Six characteristics of investment in fixed assets in machinery industry


According to the data analysis of the National Bureau of Statistics, in 2003, the fixed assets investment of the machinery industry was 177.6 billion yuan, accounting for 4.2% of the national investment, which was lower than the proportion of machinery industry added value of about 6% of GDP; It accounts for 4.6% of national investment, and the overall development trend is stable and not too hot. Cai Weici, deputy chairman of the China Federation of Machinery Industry, pointed out that due to the wide and scattered machinery industry industry, companies are particularly large. Under the current system, it is difficult for industrial associations to conduct systematic research and accurate statistical analysis of fixed asset investment in the industry. According to analysis by the China Federation of Machinery Industry and relevant professional associations, the current investment in fixed assets of the machinery industry has the following characteristics:

First, the reform of the market-oriented orientation of most enterprises in the machinery industry has made considerable progress: in addition to automobiles and major technical equipment, other industries such as low-voltage electrical components and complete sets of equipment, bearings, fans, pumps, valves, motors, wire and cable, refrigeration equipment, For casting, forging, heat treatment, electroplating, etc., the majority of investment entities are mainly private and foreign-funded enterprises. They generally have strong self-discipline awareness of fixed asset investment.

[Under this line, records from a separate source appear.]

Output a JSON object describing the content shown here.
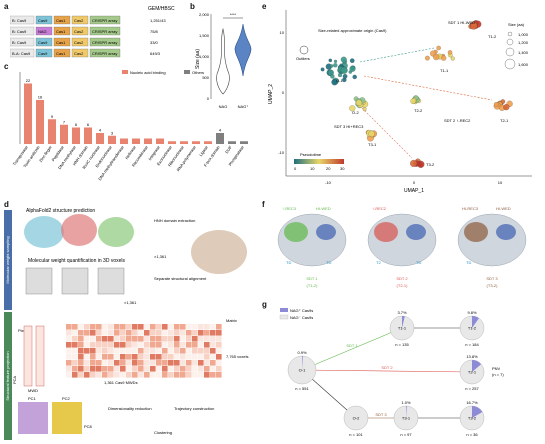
{
  "panels": {
    "a": "a",
    "b": "b",
    "c": "c",
    "d": "d",
    "e": "e",
    "f": "f",
    "g": "g"
  },
  "panel_a": {
    "header": "GEM/HBSC",
    "rows": [
      {
        "lead": "B: Cas9",
        "genes": [
          "Cas9",
          "Cas1",
          "Cas2",
          "CRISPR array"
        ],
        "value": "1,251/43"
      },
      {
        "lead": "B: Cas9",
        "genes": [
          "NAG",
          "Cas1",
          "Cas2",
          "CRISPR array"
        ],
        "value": "75/8"
      },
      {
        "lead": "B: Cas9",
        "genes": [
          "Cas9",
          "Cas1",
          "Cas2",
          "CRISPR array"
        ],
        "value": "33/0"
      },
      {
        "lead": "B-A: Cas9",
        "genes": [
          "Cas9",
          "Cas1",
          "Cas2",
          "CRISPR array"
        ],
        "value": "649/3"
      }
    ]
  },
  "panel_b": {
    "ylabel": "Size (aa)",
    "yticks": [
      "0",
      "500",
      "1,000",
      "1,500",
      "2,000"
    ],
    "categories": [
      "NAG",
      "NAG⁺"
    ],
    "significance": "****"
  },
  "chart_data": {
    "type": "bar",
    "categories": [
      "Transposase",
      "Toxin-antitoxin",
      "Zinc-finger",
      "Peptidase",
      "DNA methylase",
      "HNH domain",
      "RuvC nuclease",
      "Endonuclease",
      "DNA methyltransferase",
      "Helicase",
      "Recombinase",
      "Integrase",
      "Exonuclease",
      "Ribonuclease",
      "RNA polymerase",
      "Ligase",
      "F-box domain",
      "DUF",
      "Phosphatase"
    ],
    "values": [
      22,
      16,
      9,
      7,
      6,
      6,
      4,
      3,
      2,
      2,
      2,
      2,
      1,
      1,
      1,
      1,
      4,
      1,
      1
    ],
    "value_labels": [
      "22",
      "16",
      "9",
      "7",
      "6",
      "6",
      "4",
      "3",
      "",
      "",
      "",
      "",
      "",
      "",
      "",
      "",
      "4",
      "",
      ""
    ],
    "legend": [
      "Nucleic acid binding",
      "Others"
    ],
    "colors": {
      "nucleic": "#e8836f",
      "others": "#7f7f7f"
    },
    "others_index": [
      16,
      17,
      18
    ]
  },
  "panel_d": {
    "title1": "AlphaFold2 structure prediction",
    "hnh": "HNH domain extraction",
    "count1": "×1,361",
    "mw": "Molecular weight quantification in 3D voxels",
    "separate": "Separate structural alignment",
    "count2": "×1,361",
    "pixel": "Pixel",
    "matrix": "Matrix",
    "voxels": "7,765 voxels",
    "mwds": "1,361 Cas9 MWDs",
    "mwd": "MWD",
    "pca": "PCA",
    "pc1": "PC1",
    "pc2": "PC2",
    "pc8": "PC8",
    "dim": "Dimensionality reduction",
    "traj": "Trajectory construction",
    "clust": "Clustering",
    "side1": "Molecular weight sampling",
    "side2": "Structural feature projection"
  },
  "panel_e": {
    "xlabel": "UMAP_1",
    "ylabel": "UMAP_2",
    "xticks": [
      "-10",
      "0",
      "10"
    ],
    "yticks": [
      "-10",
      "0",
      "10"
    ],
    "size_title": "Size (aa)",
    "sizes": [
      "1,000",
      "1,200",
      "1,400",
      "1,600"
    ],
    "outliers": "Outliers",
    "sizeref": "Size-related approximate origin (Cas9)",
    "pseudotime": "Pseudotime",
    "pt_ticks": [
      "0",
      "10",
      "20",
      "30"
    ],
    "clusters": [
      "O-1",
      "O-2",
      "T1-1",
      "T1-2",
      "T2-1",
      "T2-2",
      "T3-1",
      "T3-2"
    ],
    "sdt1": "SDT 1 HI-WED",
    "sdt2": "SDT 2 ↑-REC2",
    "sdt3": "SDT 3 HI+REC3"
  },
  "panel_f": {
    "structures": [
      {
        "top": [
          "↑-REC3",
          "HI-WED"
        ],
        "bottom": "SDT 1",
        "cluster": "(T1-2)",
        "labels": [
          "TD",
          "TD"
        ]
      },
      {
        "top": [
          "↑-REC2"
        ],
        "bottom": "SDT 2",
        "cluster": "(T2-1)",
        "labels": [
          "T2",
          "TD"
        ]
      },
      {
        "top": [
          "HI-REC3",
          "HI-WED"
        ],
        "bottom": "SDT 3",
        "cluster": "(T3-2)",
        "labels": [
          "TD"
        ]
      }
    ]
  },
  "panel_g": {
    "legend": [
      "NAG⁺ Cas9s",
      "NAG⁻ Cas9s"
    ],
    "nodes": [
      {
        "id": "O-1",
        "pct": "0.9%",
        "n": "n = 551"
      },
      {
        "id": "T1-1",
        "pct": "3.7%",
        "n": "n = 135"
      },
      {
        "id": "T1-2",
        "pct": "9.8%",
        "n": "n = 184"
      },
      {
        "id": "T2-1",
        "pct": "13.8%",
        "n": "n = 257"
      },
      {
        "id": "O-2",
        "pct": "",
        "n": "n = 101"
      },
      {
        "id": "T3-1",
        "pct": "1.0%",
        "n": "n = 97"
      },
      {
        "id": "T3-2",
        "pct": "16.7%",
        "n": "n = 36"
      }
    ],
    "fraction": [
      0.009,
      0.037,
      0.098,
      0.138,
      0,
      0.01,
      0.167
    ],
    "edges": [
      "SDT 1",
      "SDT 2",
      "SDT 3"
    ],
    "pnv": "PNV",
    "pnv_n": "(n = 7)"
  }
}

Second, investment in most sub-sectors is mainly concentrated in the field of technological transformation. For example, several large-scale power generation equipment groups are faced with tight production tasks. The industry unifies its thinking and draws lessons from the past. Basically, it does not blindly expand its general processing capacity, but expands it. Cooperation scope, extensive use of processing capacity at home and abroad, to increase supply, enterprises focus on product sets, system integration and technological advances of key new products (such as heavy-duty gas turbines, etc.), as well as to alleviate key bottlenecks (such as Harbin and Oriental Both groups are planning to build a coastal super-large processing and assembly shipping base);

Third, many large-scale investment projects in coastal cities are carried out in combination with the land replacement of the original enterprises in the urban transformation and the relocation of “retreat two into three”, such as Dalian Heavy Machinery-Lifting Group, Beijing No. 1 Machine Tool, Beijing Switch Factory, and Dalian Machine Tool Plant. , Tiexi District, Shenyang, relocation of enterprises, etc., these projects are generally more concerned with the relocation and structural adjustment, technological upgrading combined;

Fourth, major technology and equipment enterprises (such as a heavy, double, etc.) have weak self-accumulation ability, and their investment in technological transformation is obviously insufficient, and their dependence on the country is large;

Fifth, a small number of industries such as automobiles and auto parts, engineering machinery, and internal combustion engines, etc., have a rapid increase in production capacity while upgrading their products. And most of the major projects are built with foreign partners, such as Beijing Hyundai, Beijing Benz, Tianjin FAW Toyota, Changchun FAW Fengyue, Dongfeng Nissan, Dongfeng Honda, Dongfeng Renault, Brilliance BMW, Jinan Huawo Truck, Changan Ford, Dongfeng. Cummins, Guangzhou Automobile Engines, Diesel Engines in Shandong and Caterpillar, etc.; these projects are generally subject to national approval. It is worth noting that in the increasingly open environment, the control over the localization rate of the entire vehicle has been weakened, and the momentum of assembly has been increasing. In addition to the entire vehicle and engine, auto parts are also a new investment hot spot. It is reported that Wanxiang Group is planning a project with an annual output of 1 million tons of forgings, with an annual output of 300,000 tons, which is a world-class scale.

Sixthly, transnational corporations have shown stronger and stronger mergers and acquisitions and control over the industry’s intentions to develop better momentum and control the Chinese market (such as Xu Gong, Chang Kai, Wuxi Weifu, Shanghai Xinhua, etc.), and related places. The government also encourages and even requires companies to enter into joint ventures on foreign terms, because they fear that if they do not agree, they will allow peer companies in other places to have the opportunity to attract foreigners at a lower asking price, and eventually cause local companies to be squeezed. This situation threatens the autonomy of China's equipment manufacturing industry and hopes that relevant state departments will pay attention to and control it.